その後、すべてのファイルの中身を取得したものに変更する。
for blob_object in blob_objects_array:
file_path = blob_object[0]
blob_content = blob_object[2]
with open(file_path, "w") as f:
f.write(blob_content)
indexの更新
indexの更新をしないと、チェックアウト前のブランチでステージングした記録が残ってしまう。そうなると、チェックアウト後のブランチで、あるファイルをステージングせずにコミットを行った場合、そのファイルの中身がチェックアウト前のblobオブジェクトを参照することになってしまい、意図した挙動とならない。

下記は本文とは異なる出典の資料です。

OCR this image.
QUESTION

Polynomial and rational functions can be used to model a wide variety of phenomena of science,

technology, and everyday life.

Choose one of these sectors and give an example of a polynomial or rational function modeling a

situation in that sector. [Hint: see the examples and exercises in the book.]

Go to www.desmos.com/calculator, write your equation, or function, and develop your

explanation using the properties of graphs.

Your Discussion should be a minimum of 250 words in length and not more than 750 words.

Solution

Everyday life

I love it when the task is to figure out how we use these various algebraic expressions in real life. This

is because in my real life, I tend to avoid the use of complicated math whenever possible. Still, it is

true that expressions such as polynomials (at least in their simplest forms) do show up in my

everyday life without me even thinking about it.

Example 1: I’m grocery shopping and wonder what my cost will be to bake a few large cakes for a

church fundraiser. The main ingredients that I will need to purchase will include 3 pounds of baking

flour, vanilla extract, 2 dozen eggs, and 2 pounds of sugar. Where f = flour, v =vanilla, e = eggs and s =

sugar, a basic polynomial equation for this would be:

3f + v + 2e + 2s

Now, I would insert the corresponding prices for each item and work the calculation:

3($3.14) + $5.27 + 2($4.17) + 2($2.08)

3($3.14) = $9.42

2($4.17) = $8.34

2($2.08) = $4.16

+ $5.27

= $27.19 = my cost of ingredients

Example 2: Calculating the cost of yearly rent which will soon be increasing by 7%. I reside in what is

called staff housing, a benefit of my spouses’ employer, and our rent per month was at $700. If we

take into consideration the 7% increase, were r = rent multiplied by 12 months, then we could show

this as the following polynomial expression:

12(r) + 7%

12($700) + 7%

更新するindexの情報は、チェックアウトしたcommitオブジェクトから取得する。
ファイルの情報を更新したときと同じように、トップレベルのtreeオブジェクトを展開し、各ファイルのblobオブジェクトをindexに登録する。
blob_objects_array = deployment_tree(top_tree_hash, "", [])
for blob_object in blob_objects_array:
file_name = blob_object[0]
blob_hash = blob_object[1]
index_dict[filename] = blob_hash
with open(index_path, "wb") as f:
pickle.dump(index_dict, f)
git log
git log
は現在参照しているcommitオブジェクトからたどれるすべてのcommitオブジェクトを表示するコマンドである。
やることは、commitオブジェクトのparent
に書いてあるcommitオブジェクトをたどっていき、parent
が書かれていない、すなわち最初のcommitオブジェクトにあたるまで、表示を続けることだけ。
def print_commit_log(commit_hash):
commit_object = fetch_object(commit_hash)
_, content = commit_object.split("\0")
print_message = f"commit {commit_hash}"
print_message += f"\n{content}"
print(print_message)
if "parent" in content:
parent = content.split("\n")[1]
parent_hash = parent.split()[-1]
print_commit_log(parent_hash)
まとめ
さいごに実装した機能を呼び出す際のコマンドを、実際のgitによせる。
if __name__ == "__main__":
args = sys.argv
if command == "add":
try:
argument = args[2]
except:
print("add command require the filename")
sys.exit()
add_file(argument) # git addの実行
print(f"add {argument}")
elif command == "commit":
try:
argument = args[2]
except:
print("you need set the commit message")
sys.exit()
commit(argument) # git commitの実行
elif command == "branch":
try:
argument = args[2]
make_branch(argument) # git branchの実行
print(f"create {argument}")
except:
print_branch_name() # ブランチ名が指定されていない時はすべてのブランチ名を表示
elif command == "checkout":
try:
argument = args[2]
except:
print("you need set the branch name")
sys.exit()
checkout_branch(argument) # git checkout(ブランチ名指定)の実行
print(f"check out to {argument}")
elif command == "checkout-hash":
try:
argument = args[2]
except:
print("you need set the commit hash")
sys.exit()
checkout_hash(argument) # git checkout(ハッシュ指定)の実行
print(f"check out to {argument}")
elif command == "log":
check_log()
else:
print("you type the wrong command")
このファイルをgit.py
とすると以下のようなコマンドでそれぞれ実行できる。
python src/git.py add hoge.txt
python src/git.py commit
python src/git.py branch feature
python src/git.py checkout master
python src/git.py log
さいごに
自分で実装したことで、いままでなんとなくでやってた、gitの操作が明確になった気がします。
心残りとしては、mergeを実装できていないことです。
mergeを実行するのに、diffという機能(?)計算(?)を使う必要があるらしく、それの理解が追いついていないので、とりあえずmergeはおいておきました。
diffについて理解を深めた後にmergeも実装できればなと思っています。